In China, S. marcescens-harboured blaKPC-2 was first described on a conjugative plasmid in 2007, and since then, related reports have emerged. The sizes of plasmids harbouring blaKPC-2 in S. marcescens varied from 50 kb to 118 kb, and the plasmid types were IncF, IncK, IncL/M and IncX, most of which were conjugative.19,20,23,29 In this study, we found that most of the plasmids were ~103 kb in length and belonged to the IncF incompatibility group, which was not previously reported. Through WGS analysis against the NCBI database, we hypothesized that all of the plasmids were derived from K. pneumoniae isolates in China. All of the blaKPC-2-harbouring plasmids were successfully transferred except plasmids from isolates C112 and 4201. The carbapenem MICs of the transconjugants increased but not significantly, probably because of the low copy numbers of the plasmids. The slight increase in the CIP MIC was due to the qnrS gene carried by the blaKPC-2-harbouring plasmids.

Since blaKPC-2 could be transferred frequently either by plasmids or by integrative and conjugative elements (ICEs) and insertion elements (ISs), confirming the genetic structure surrounding blaKPC-2 can contribute to monitoring the horizontal transfer of blaKPC-2 and the evolution process of blaKPC-2-harbouring plasmids. The most common blaKPC-2-containing mobile element is a Tn3-based transposon, Tn4401. All CRSM isolates harbouring blaKPC-2 in this study possessed the same structure surrounding the blaKPC-2 gene as pC110-KPC, as shown in Figure 3. This structure was defined as the NTEKPC-Ib group, which was represented by plasmid pKPHS2.26 There was only one base difference between pC110-KPC and pKPHS2. Based on the timeline, it was suggested that the former was probably derived from the latter by point mutation.

As WGS showed, qnrS1 was the only resistance gene located on the blaKPC-2-harbouring plasmids. The qnrS1-harbouring segment was widely distributed in plasmids from K. pneumoniae; however, this segment did not occur in plasmid p4201-KPC or in plasmids pSZF_KPC and p628-KPC. The combination of the similar genes qnrS1 and ISKpn19 was also found in E. coli as previously reported.37 It was indicated that the segment could have been transferred among blaKPC-2-harbouring plasmids and chromosomes from different strains, and this was probably the way the multi-resistant plasmid evolved.

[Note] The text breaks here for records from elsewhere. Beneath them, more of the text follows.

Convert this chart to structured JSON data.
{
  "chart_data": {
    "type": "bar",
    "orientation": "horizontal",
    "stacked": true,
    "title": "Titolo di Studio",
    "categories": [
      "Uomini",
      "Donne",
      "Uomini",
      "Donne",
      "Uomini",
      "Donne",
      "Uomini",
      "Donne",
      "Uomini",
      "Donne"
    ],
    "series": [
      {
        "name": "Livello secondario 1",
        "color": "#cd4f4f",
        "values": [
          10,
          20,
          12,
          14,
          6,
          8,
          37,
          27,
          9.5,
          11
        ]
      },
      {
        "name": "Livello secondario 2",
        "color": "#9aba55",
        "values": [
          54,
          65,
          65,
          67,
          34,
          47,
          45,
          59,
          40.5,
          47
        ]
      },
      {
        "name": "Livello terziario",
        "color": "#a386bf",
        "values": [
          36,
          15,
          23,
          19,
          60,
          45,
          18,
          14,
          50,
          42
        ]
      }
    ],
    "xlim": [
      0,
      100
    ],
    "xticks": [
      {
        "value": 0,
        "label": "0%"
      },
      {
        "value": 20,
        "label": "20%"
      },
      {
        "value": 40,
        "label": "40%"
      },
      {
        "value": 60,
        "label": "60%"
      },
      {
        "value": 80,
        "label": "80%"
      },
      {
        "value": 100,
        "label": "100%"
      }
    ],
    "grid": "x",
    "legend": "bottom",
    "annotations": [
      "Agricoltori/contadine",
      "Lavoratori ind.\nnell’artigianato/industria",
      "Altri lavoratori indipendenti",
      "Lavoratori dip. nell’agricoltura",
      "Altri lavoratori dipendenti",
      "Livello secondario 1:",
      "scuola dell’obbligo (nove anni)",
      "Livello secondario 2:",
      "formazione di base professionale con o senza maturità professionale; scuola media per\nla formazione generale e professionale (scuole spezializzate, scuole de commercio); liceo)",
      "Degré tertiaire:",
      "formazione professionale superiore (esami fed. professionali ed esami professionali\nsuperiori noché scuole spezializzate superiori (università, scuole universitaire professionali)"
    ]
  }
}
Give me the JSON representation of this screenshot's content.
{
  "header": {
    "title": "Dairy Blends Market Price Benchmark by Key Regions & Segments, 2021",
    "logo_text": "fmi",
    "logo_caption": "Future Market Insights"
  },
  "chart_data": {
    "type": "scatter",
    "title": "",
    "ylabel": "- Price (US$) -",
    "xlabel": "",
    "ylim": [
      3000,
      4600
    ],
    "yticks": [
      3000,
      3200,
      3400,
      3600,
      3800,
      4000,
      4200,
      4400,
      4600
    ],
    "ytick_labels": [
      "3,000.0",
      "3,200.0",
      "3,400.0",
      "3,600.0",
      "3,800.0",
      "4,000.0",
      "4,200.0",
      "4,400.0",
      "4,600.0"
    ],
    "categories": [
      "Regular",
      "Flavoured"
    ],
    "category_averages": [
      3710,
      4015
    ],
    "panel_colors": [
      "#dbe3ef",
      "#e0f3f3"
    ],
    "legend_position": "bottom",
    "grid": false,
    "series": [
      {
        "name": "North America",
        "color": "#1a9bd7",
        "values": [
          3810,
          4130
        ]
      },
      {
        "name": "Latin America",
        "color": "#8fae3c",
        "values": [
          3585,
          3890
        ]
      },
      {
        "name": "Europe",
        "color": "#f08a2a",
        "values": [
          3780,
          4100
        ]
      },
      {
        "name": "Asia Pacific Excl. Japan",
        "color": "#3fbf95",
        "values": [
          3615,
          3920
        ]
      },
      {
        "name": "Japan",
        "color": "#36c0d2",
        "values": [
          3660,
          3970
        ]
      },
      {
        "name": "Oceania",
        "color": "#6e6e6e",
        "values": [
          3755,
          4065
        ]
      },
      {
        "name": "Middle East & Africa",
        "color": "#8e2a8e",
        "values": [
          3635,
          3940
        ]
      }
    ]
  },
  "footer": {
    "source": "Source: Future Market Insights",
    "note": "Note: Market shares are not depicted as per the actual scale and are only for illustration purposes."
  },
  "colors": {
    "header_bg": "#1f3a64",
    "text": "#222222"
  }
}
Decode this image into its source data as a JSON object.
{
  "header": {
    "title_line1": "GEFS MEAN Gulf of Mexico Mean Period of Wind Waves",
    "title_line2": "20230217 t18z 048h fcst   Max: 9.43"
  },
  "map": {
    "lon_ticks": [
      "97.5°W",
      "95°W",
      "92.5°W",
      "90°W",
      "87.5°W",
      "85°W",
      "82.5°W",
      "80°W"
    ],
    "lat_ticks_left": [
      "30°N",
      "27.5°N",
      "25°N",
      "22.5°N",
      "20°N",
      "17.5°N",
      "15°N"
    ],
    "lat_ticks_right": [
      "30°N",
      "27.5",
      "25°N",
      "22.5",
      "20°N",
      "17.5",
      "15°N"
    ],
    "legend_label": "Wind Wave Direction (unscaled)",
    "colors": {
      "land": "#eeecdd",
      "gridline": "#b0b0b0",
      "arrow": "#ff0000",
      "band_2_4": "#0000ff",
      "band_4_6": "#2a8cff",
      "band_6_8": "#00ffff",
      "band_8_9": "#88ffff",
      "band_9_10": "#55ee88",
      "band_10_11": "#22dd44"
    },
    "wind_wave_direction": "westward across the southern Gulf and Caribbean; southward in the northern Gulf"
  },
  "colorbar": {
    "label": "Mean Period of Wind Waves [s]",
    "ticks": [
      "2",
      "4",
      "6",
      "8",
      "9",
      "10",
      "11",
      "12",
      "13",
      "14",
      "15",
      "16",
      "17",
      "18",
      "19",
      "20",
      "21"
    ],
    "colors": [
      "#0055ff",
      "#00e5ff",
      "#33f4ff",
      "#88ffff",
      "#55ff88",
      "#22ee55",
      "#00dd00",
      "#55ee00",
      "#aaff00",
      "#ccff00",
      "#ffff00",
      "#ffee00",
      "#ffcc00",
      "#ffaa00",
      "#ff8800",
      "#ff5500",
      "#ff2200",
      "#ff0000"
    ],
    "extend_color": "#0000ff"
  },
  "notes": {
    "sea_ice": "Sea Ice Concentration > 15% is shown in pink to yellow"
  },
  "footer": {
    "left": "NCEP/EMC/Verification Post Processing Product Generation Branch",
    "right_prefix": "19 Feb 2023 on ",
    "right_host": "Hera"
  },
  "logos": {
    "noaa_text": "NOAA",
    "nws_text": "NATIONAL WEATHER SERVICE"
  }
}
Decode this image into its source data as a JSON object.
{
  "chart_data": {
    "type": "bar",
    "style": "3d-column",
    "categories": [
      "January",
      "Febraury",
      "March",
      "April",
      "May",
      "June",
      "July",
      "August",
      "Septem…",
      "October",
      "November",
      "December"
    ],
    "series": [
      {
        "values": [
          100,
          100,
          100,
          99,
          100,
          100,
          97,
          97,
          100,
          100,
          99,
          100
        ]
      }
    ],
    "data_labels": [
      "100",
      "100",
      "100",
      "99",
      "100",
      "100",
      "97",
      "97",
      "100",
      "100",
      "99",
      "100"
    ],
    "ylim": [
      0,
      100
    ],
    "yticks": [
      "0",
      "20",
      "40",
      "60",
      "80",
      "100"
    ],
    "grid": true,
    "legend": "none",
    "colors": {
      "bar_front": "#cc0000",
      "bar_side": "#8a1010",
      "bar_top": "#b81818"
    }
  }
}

All isolates collected in this study were confirmed to be resistant to most beta-lactams, including carbapenems, but were susceptible to tigecycline and amikacin (Table 1). Although most of the patients with CRSM could not be clearly diagnosed with infection or colonization by CRSM because of the complex clinical situation, they recovered after administration of tigecycline and amikacin, which were often combined with beta-lactams. Furthermore, all isolates were susceptible to ceftazidime avibactam (CAZ/AVI), as determined by the broth microdilution method, which provides a strong possibility of combination therapy as previously reported.38,39

Characterization of the dissemination and carbapenem resistance mechanism of S. marcescens in our hospital showed that there were still some limitations in this study. All isolates were collected from the patients of a single center and none was collected from the ward environment in the hospital, so the sample size was limited for a more detailed investigation. Because a public MLST or cgMLST database has not been established to date, the isolates in our study cannot be officially defined and compared among different laboratories.

Conclusion

In this study, CRSM isolates were mainly clonally disseminated with a blaKPC-2-harbouring plasmid in a nosocomial environment. The gene structure surrounding blaKPC-2, as well as the qnr segment, might be acquired by horizontal gene transfer, and it could aggravate the infection and increase the difficulty of clinical treatment. Since MGEs containing carbapenem resistance genes are commonly associated with horizontal gene transfer, further study is required.